9 Ways to NRT, part 7: Creating an interactive NRT parser

2015-02-08

Welcome to Part 7 of 9 Ways to NRT!

NRT by itself does not have a built-in interactive mode, and it doesn't need one. It is simple enough to implement an interactive environment built the Unix way. I call it NRTi.

NRTi can be found in the part 7 folder on the nineways github.

Running

To run NRTi, you must have NRT (duh), Csound, and rlwrap installed.

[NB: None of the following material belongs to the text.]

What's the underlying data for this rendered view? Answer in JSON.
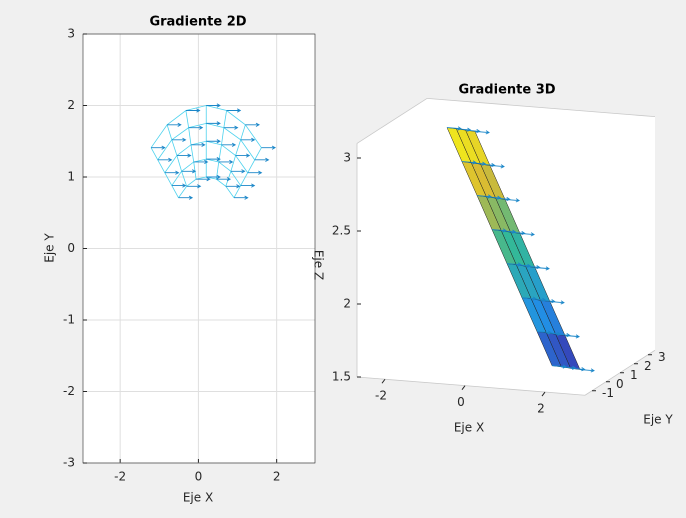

NRTi has two components: the "sender" and the "reciever". To start the reciever, run this command:

sh nrti-reciever.sh | csound simple.csd

In the csound file, you will most likely have to change some of the CsOptions and samplerate to match your computers setup (unless you happen to be running on Linux with Jack running at a samplerate of 96kHz.)

The reciever should now be waiting patiently for input from the sender.

To start the sender, run this command:

rlwrap sh nrti-sender.sh

A command prompt should now appear. Type some nrt (like "drmfs") and hear Csound play it back.

How it Works

NRTi uses a named pipe (literally named pipe in this instance) to send and recieve information. When the reciever is started, it creates a pipe using the mkfifo command. Information from that pipe is then piped to NRT. NRT output is converted to a Csound score in an awk script. These score events are then sent to Csound, set to read standard input from the -Lstdin flag, which play the simple FM instrument that I designed.

The simplest way to send stuff to the reciever is to echo to the named pipe (ie echo 'drmfs' > pipe). The sender is an interface for this command. Running the sender command will work, but it doesn't behave the way a shell would (You cannot backspace, for instance.) The program rlwrap acts as a libreadline wrapper for our application, easily providing these niceties.